What is persistent debt?
The Financial Conduct Authority (FCA) defines persistent debt as when you are paying more in interest, fees and charges than you are paying off your credit or store card balance, over a period of 18 months or longer.
This means, without increasing your payments, it could cost you more in interest and charges and take several years to repay the balance.
Persistent debt applies to credit or store cards because your payments can be relatively flexible.
How to save money on your credit card debt
The repayment calculator will help you see how long it will take you to repay your credit card balance, based on the amount you are paying monthly.
It will also show you how much you could save in interest charges if you just pay a little bit more each month.
To get started, you’ll need:
- the balance on your credit card account
- the interest rate being charged
- how much you can afford to pay each month.
The calculator will show you the total amount of interest payable, the total cost of credit to repay, and how long it would take you to pay off the balance.
Good to know
The more money you pay each month, the less you’ll pay in interest and charges and the quicker you’ll pay off your balance.
How paying more will help reduce the cost of your credit
Your statements include a minimum payment amount, which you must make on time to avoid fees, losing any promotional interest rates and damaging your credit score.
If you continue to pay more interest, fees and charges, than you are paying off your balance for 36 months, we’ll look at other ways to help you clear the amount you owe. This may include stopping your card or lowering your credit limit.
This is a simplified example, based on a balance of £3,000 with an effective interest rate of 24%.
This example assumes that you don’t use your credit card, there are no extra fees or charges, and the interest rate doesn’t change.
The minimum payment is 1% of the outstanding balance, plus standard interest, fees and charges.

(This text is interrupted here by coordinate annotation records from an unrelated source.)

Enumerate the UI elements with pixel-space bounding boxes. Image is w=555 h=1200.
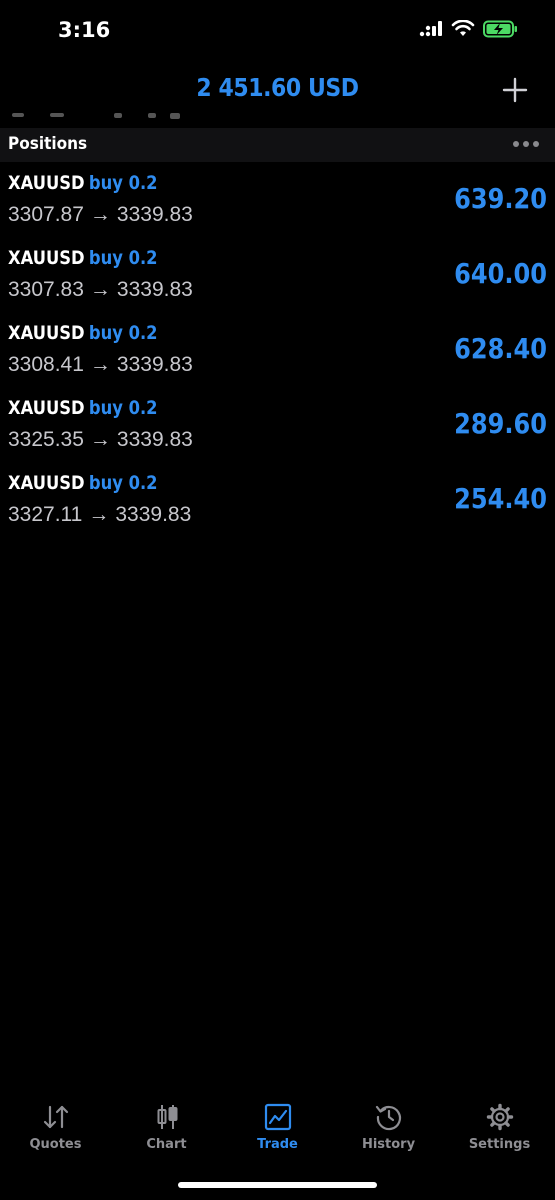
tab-label: Quotes (29, 1137, 82, 1152)
tab-label: Settings (468, 1137, 531, 1152)
header: 2 451.60 USD (0, 64, 555, 116)
position-row[interactable]: XAUUSD buy 0.2 3327.11 → 3339.83 254.40 (0, 462, 555, 537)
arrow-right-icon: → (89, 278, 111, 301)
tab-label: Chart (146, 1137, 187, 1152)
status-bar: 3:16 (0, 0, 555, 64)
trade-chart-icon (264, 1103, 291, 1131)
home-indicator (178, 1182, 377, 1188)
open-price: 3308.41 (8, 353, 84, 376)
arrow-right-icon: → (89, 428, 111, 451)
position-symbol: XAUUSD (8, 247, 85, 269)
position-profit: 254.40 (454, 482, 547, 515)
position-type: buy 0.2 (88, 322, 158, 344)
position-row[interactable]: XAUUSD buy 0.2 3307.87 → 3339.83 639.20 (0, 162, 555, 237)
status-time: 3:16 (58, 18, 111, 42)
positions-list: XAUUSD buy 0.2 3307.87 → 3339.83 639.20 XAU… (0, 162, 555, 537)
arrow-right-icon: → (89, 203, 111, 226)
battery-charging-icon (483, 20, 517, 38)
open-price: 3327.11 (8, 503, 83, 526)
position-title: XAUUSD buy 0.2 (8, 322, 158, 344)
position-profit: 639.20 (454, 182, 547, 215)
current-price: 3339.83 (116, 203, 193, 226)
position-title: XAUUSD buy 0.2 (8, 472, 158, 494)
position-prices: 3307.87 → 3339.83 (8, 203, 193, 227)
positions-section-header: Positions (0, 128, 555, 162)
cellular-signal-icon (419, 21, 442, 37)
position-type: buy 0.2 (88, 172, 158, 194)
position-symbol: XAUUSD (8, 472, 85, 494)
position-type: buy 0.2 (88, 472, 158, 494)
tab-label: Trade (257, 1137, 298, 1152)
position-prices: 3327.11 → 3339.83 (8, 503, 191, 527)
position-type: buy 0.2 (88, 247, 158, 269)
position-title: XAUUSD buy 0.2 (8, 397, 158, 419)
more-options-icon[interactable] (513, 141, 539, 147)
open-price: 3307.87 (8, 203, 84, 226)
open-price: 3307.83 (8, 278, 84, 301)
position-type: buy 0.2 (88, 397, 158, 419)
tab-history[interactable]: History (333, 1102, 444, 1162)
tab-quotes[interactable]: Quotes (0, 1102, 111, 1162)
history-icon (375, 1105, 401, 1131)
position-symbol: XAUUSD (8, 172, 85, 194)
wifi-icon (451, 20, 475, 36)
account-balance: 2 451.60 USD (196, 73, 359, 102)
position-row[interactable]: XAUUSD buy 0.2 3308.41 → 3339.83 628.40 (0, 312, 555, 387)
tab-label: History (361, 1137, 416, 1152)
position-profit: 628.40 (454, 332, 547, 365)
position-profit: 640.00 (454, 257, 547, 290)
position-prices: 3325.35 → 3339.83 (8, 428, 193, 452)
open-price: 3325.35 (8, 428, 84, 451)
position-symbol: XAUUSD (8, 322, 85, 344)
position-prices: 3308.41 → 3339.83 (8, 353, 193, 377)
current-price: 3339.83 (116, 353, 193, 376)
add-position-button[interactable] (501, 76, 529, 104)
current-price: 3339.83 (116, 428, 193, 451)
position-title: XAUUSD buy 0.2 (8, 247, 158, 269)
position-symbol: XAUUSD (8, 397, 85, 419)
position-title: XAUUSD buy 0.2 (8, 172, 158, 194)
current-price: 3339.83 (115, 503, 192, 526)
status-icons (419, 20, 519, 38)
arrow-right-icon: → (89, 353, 111, 376)
current-price: 3339.83 (116, 278, 193, 301)
position-profit: 289.60 (454, 407, 547, 440)
section-title: Positions (8, 134, 88, 154)
quotes-icon (43, 1105, 68, 1129)
scrolled-content-remnant (10, 110, 190, 120)
gear-icon (486, 1103, 513, 1131)
position-row[interactable]: XAUUSD buy 0.2 3307.83 → 3339.83 640.00 (0, 237, 555, 312)
position-row[interactable]: XAUUSD buy 0.2 3325.35 → 3339.83 289.60 (0, 387, 555, 462)
candlestick-icon (157, 1105, 177, 1129)
tab-settings[interactable]: Settings (444, 1102, 555, 1162)
tab-trade[interactable]: Trade (222, 1102, 333, 1162)
arrow-right-icon: → (88, 503, 110, 526)
position-prices: 3307.83 → 3339.83 (8, 278, 193, 302)
tab-chart[interactable]: Chart (111, 1102, 222, 1162)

How to avoid getting into persistent debt
Setting up a direct debit will make sure your payments are made on time. You can choose from a minimum payment, fixed amount or a full payment direct debit.

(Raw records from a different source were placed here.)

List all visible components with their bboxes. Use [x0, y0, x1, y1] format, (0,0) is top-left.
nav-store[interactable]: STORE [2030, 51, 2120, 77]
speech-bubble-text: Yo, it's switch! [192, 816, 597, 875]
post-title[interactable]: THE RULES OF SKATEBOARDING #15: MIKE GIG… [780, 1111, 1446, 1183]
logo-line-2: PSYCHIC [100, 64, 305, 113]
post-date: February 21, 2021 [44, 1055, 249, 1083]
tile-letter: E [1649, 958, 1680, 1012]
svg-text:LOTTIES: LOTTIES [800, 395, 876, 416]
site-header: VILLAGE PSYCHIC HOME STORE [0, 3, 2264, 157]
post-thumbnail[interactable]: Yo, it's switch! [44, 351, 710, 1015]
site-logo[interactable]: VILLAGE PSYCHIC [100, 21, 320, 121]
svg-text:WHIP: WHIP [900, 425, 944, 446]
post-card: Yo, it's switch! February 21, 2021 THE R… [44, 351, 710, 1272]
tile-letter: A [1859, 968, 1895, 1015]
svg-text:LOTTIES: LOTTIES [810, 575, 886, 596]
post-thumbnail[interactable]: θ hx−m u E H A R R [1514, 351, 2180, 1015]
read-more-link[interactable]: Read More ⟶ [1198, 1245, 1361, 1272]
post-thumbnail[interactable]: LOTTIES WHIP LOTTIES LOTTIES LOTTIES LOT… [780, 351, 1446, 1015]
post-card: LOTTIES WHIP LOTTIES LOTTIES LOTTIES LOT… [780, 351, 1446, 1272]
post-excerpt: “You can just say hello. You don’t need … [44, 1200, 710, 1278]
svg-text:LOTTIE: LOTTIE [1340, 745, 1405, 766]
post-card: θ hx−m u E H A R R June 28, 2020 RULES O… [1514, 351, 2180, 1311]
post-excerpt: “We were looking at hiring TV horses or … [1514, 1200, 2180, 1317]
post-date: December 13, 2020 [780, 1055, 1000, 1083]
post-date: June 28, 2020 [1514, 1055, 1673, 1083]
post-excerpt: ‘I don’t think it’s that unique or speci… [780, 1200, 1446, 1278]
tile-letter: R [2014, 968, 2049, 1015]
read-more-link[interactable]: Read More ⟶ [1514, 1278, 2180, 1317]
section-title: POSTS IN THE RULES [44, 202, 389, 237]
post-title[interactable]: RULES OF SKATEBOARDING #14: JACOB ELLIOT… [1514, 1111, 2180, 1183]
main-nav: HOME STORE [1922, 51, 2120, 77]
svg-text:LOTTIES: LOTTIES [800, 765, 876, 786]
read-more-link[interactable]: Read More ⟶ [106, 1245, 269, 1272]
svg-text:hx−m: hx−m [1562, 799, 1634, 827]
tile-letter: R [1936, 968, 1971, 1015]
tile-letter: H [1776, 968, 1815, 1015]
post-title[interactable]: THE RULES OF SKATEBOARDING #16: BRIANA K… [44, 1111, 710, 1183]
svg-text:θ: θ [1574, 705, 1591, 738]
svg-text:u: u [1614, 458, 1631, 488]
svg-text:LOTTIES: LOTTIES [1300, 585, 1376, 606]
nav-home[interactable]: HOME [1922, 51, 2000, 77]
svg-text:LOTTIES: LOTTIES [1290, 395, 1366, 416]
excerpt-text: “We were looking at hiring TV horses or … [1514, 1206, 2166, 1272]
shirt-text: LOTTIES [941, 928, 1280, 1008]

By paying more than the minimum amount, you will reduce your balance quicker and avoid being in persistent debt.
How we can help
We are committed to helping you pay off your credit card balance in a reasonable time frame.

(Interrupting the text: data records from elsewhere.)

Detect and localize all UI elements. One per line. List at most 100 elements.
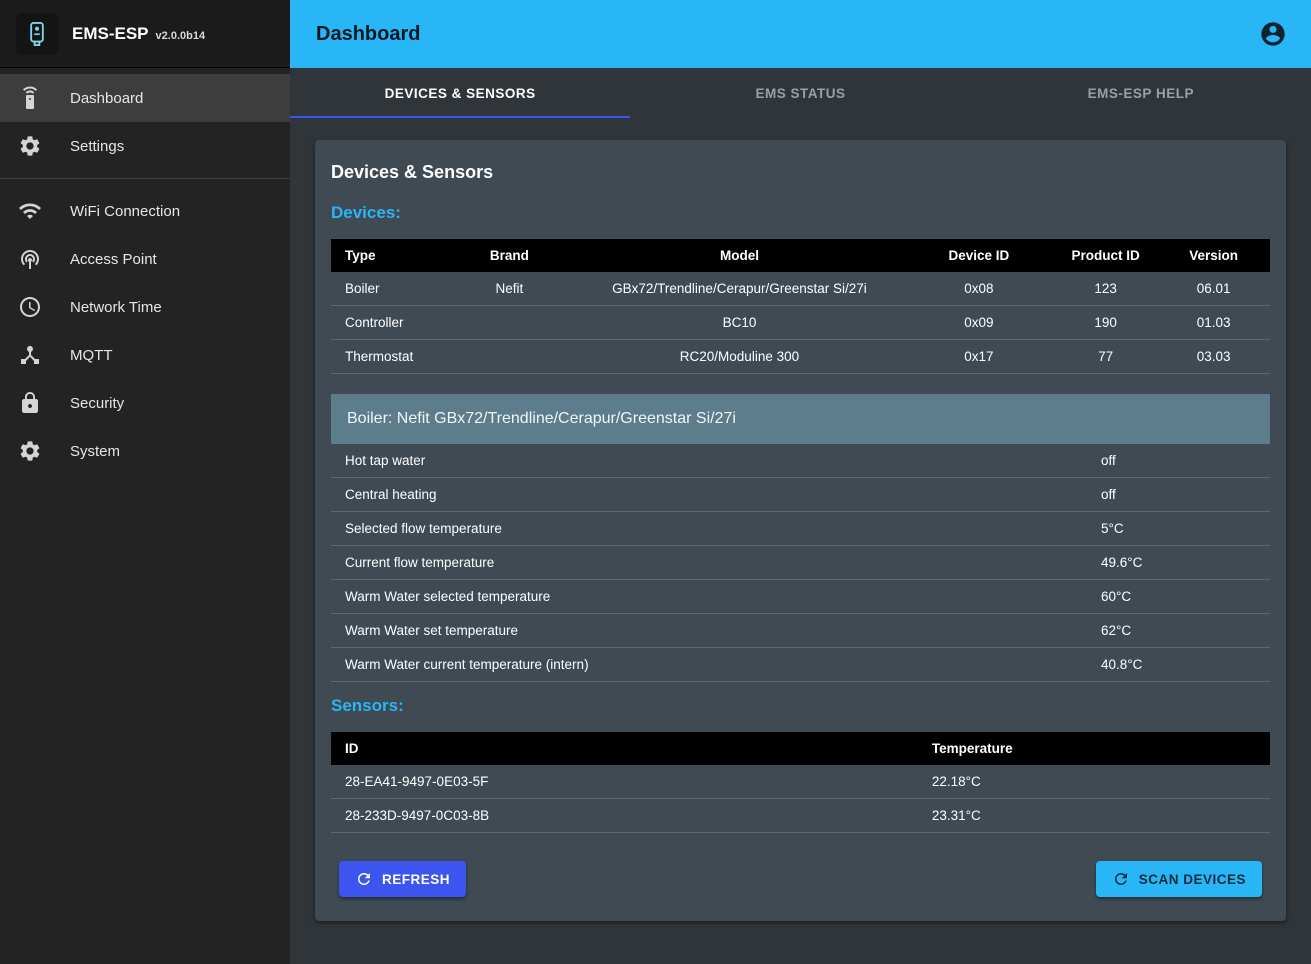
column-header: Version — [1157, 239, 1270, 272]
list-item: Warm Water selected temperature 60°C — [331, 580, 1270, 614]
sidebar-item-label: MQTT — [70, 347, 113, 364]
device-hub-icon — [18, 343, 42, 367]
account-icon[interactable] — [1259, 20, 1287, 48]
column-header: Type — [331, 239, 444, 272]
column-header: Brand — [444, 239, 575, 272]
refresh-button[interactable]: REFRESH — [339, 861, 466, 897]
cell-product-id: 123 — [1054, 272, 1157, 306]
boiler-section-header: Boiler: Nefit GBx72/Trendline/Cerapur/Gr… — [331, 394, 1270, 444]
table-row: 28-EA41-9497-0E03-5F 22.18°C — [331, 765, 1270, 799]
value-text: 40.8°C — [1101, 648, 1270, 682]
refresh-button-label: REFRESH — [382, 872, 450, 887]
card-actions: REFRESH SCAN DEVICES — [331, 861, 1270, 897]
table-row: Controller BC10 0x09 190 01.03 — [331, 306, 1270, 340]
page-title: Dashboard — [316, 23, 420, 46]
scan-devices-button[interactable]: SCAN DEVICES — [1096, 861, 1262, 897]
sensors-table-header: ID Temperature — [331, 732, 1270, 765]
column-header: Temperature — [918, 732, 1270, 765]
value-text: 62°C — [1101, 614, 1270, 648]
main-column: Dashboard DEVICES & SENSORS EMS STATUS E… — [290, 0, 1311, 964]
column-header: ID — [331, 732, 918, 765]
app-name: EMS-ESP — [72, 24, 149, 44]
table-row: Boiler Nefit GBx72/Trendline/Cerapur/Gre… — [331, 272, 1270, 306]
content-area: Devices & Sensors Devices: Type Brand Mo… — [290, 118, 1311, 964]
sidebar-item-label: System — [70, 443, 120, 460]
cell-product-id: 190 — [1054, 306, 1157, 340]
wifi-icon — [18, 199, 42, 223]
sidebar-item-system[interactable]: System — [0, 427, 290, 475]
cell-model: GBx72/Trendline/Cerapur/Greenstar Si/27i — [575, 272, 904, 306]
value-label: Warm Water selected temperature — [331, 580, 1101, 614]
tab-bar: DEVICES & SENSORS EMS STATUS EMS-ESP HEL… — [290, 68, 1311, 118]
refresh-icon — [355, 870, 373, 888]
cell-temperature: 23.31°C — [918, 799, 1270, 833]
sidebar-nav: Dashboard Settings WiFi Connection Acces — [0, 68, 290, 475]
cell-version: 01.03 — [1157, 306, 1270, 340]
sidebar-item-label: Dashboard — [70, 90, 143, 107]
table-row: Thermostat RC20/Moduline 300 0x17 77 03.… — [331, 340, 1270, 374]
app-version: v2.0.0b14 — [156, 30, 206, 42]
cell-temperature: 22.18°C — [918, 765, 1270, 799]
sidebar: EMS-ESP v2.0.0b14 Dashboard Settings — [0, 0, 290, 964]
cell-type: Boiler — [331, 272, 444, 306]
value-text: 49.6°C — [1101, 546, 1270, 580]
sidebar-item-network-time[interactable]: Network Time — [0, 283, 290, 331]
value-text: 60°C — [1101, 580, 1270, 614]
sidebar-item-label: Access Point — [70, 251, 157, 268]
tab-ems-esp-help[interactable]: EMS-ESP HELP — [971, 68, 1311, 118]
list-item: Hot tap water off — [331, 444, 1270, 478]
sidebar-item-label: Network Time — [70, 299, 162, 316]
sidebar-item-label: Settings — [70, 138, 124, 155]
gear-icon — [18, 439, 42, 463]
sidebar-item-access-point[interactable]: Access Point — [0, 235, 290, 283]
sidebar-item-settings[interactable]: Settings — [0, 122, 290, 170]
cell-sensor-id: 28-EA41-9497-0E03-5F — [331, 765, 918, 799]
value-label: Warm Water set temperature — [331, 614, 1101, 648]
cell-version: 03.03 — [1157, 340, 1270, 374]
sensors-heading: Sensors: — [331, 696, 1270, 716]
devices-heading: Devices: — [331, 203, 1270, 223]
cell-brand — [444, 306, 575, 340]
app-title: EMS-ESP v2.0.0b14 — [72, 24, 205, 44]
cell-device-id: 0x08 — [904, 272, 1054, 306]
cell-device-id: 0x17 — [904, 340, 1054, 374]
list-item: Warm Water set temperature 62°C — [331, 614, 1270, 648]
tab-ems-status[interactable]: EMS STATUS — [630, 68, 970, 118]
boiler-values-table: Hot tap water off Central heating off Se… — [331, 444, 1270, 682]
sidebar-item-label: Security — [70, 395, 124, 412]
app-bar: Dashboard — [290, 0, 1311, 68]
sidebar-header: EMS-ESP v2.0.0b14 — [0, 0, 290, 68]
wifi-tethering-icon — [18, 247, 42, 271]
value-label: Hot tap water — [331, 444, 1101, 478]
remote-icon — [18, 86, 42, 110]
cell-product-id: 77 — [1054, 340, 1157, 374]
cell-version: 06.01 — [1157, 272, 1270, 306]
sidebar-item-mqtt[interactable]: MQTT — [0, 331, 290, 379]
lock-icon — [18, 391, 42, 415]
cell-brand — [444, 340, 575, 374]
list-item: Central heating off — [331, 478, 1270, 512]
gear-icon — [18, 134, 42, 158]
scan-devices-button-label: SCAN DEVICES — [1139, 872, 1246, 887]
value-text: off — [1101, 444, 1270, 478]
value-label: Current flow temperature — [331, 546, 1101, 580]
app-root: EMS-ESP v2.0.0b14 Dashboard Settings — [0, 0, 1311, 964]
cell-model: BC10 — [575, 306, 904, 340]
list-item: Selected flow temperature 5°C — [331, 512, 1270, 546]
sidebar-item-dashboard[interactable]: Dashboard — [0, 74, 290, 122]
cell-type: Thermostat — [331, 340, 444, 374]
value-label: Selected flow temperature — [331, 512, 1101, 546]
clock-icon — [18, 295, 42, 319]
sensors-table: ID Temperature 28-EA41-9497-0E03-5F 22.1… — [331, 732, 1270, 833]
column-header: Device ID — [904, 239, 1054, 272]
column-header: Model — [575, 239, 904, 272]
sidebar-item-security[interactable]: Security — [0, 379, 290, 427]
value-label: Warm Water current temperature (intern) — [331, 648, 1101, 682]
value-text: 5°C — [1101, 512, 1270, 546]
tab-devices-sensors[interactable]: DEVICES & SENSORS — [290, 68, 630, 118]
cell-model: RC20/Moduline 300 — [575, 340, 904, 374]
cell-type: Controller — [331, 306, 444, 340]
sidebar-divider — [0, 178, 290, 179]
sidebar-item-wifi-connection[interactable]: WiFi Connection — [0, 187, 290, 235]
refresh-icon — [1112, 870, 1130, 888]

If we think you are in persistent debt, we will:
- get in touch and offer you practical advice to help you
- give regular updates to help you keep a track of your progress
- put you in touch with our specially trained colleagues, who can help with any queries
- design you a personalised plan, based on the amount you can afford to pay each month
- help set up a direct debit.
Recommended payment amount
If you have been in persistent debt for more than 3 years, you could also set up a direct debit for the recommended payment amount. This amount is higher than your required minimum payment. It’s calculated to help you reduce your balance quicker and avoid additional interest charges.
You can set up a direct debit for the recommended payment amount in online banking or the mobile banking app. Select the three dots in the top corner of your credit card account and select ‘Manage direct debit’.
The recommended payment amount will be shared with you in a monthly SMS. You can make this payment in other ways, if you don’t want to pay by direct debit.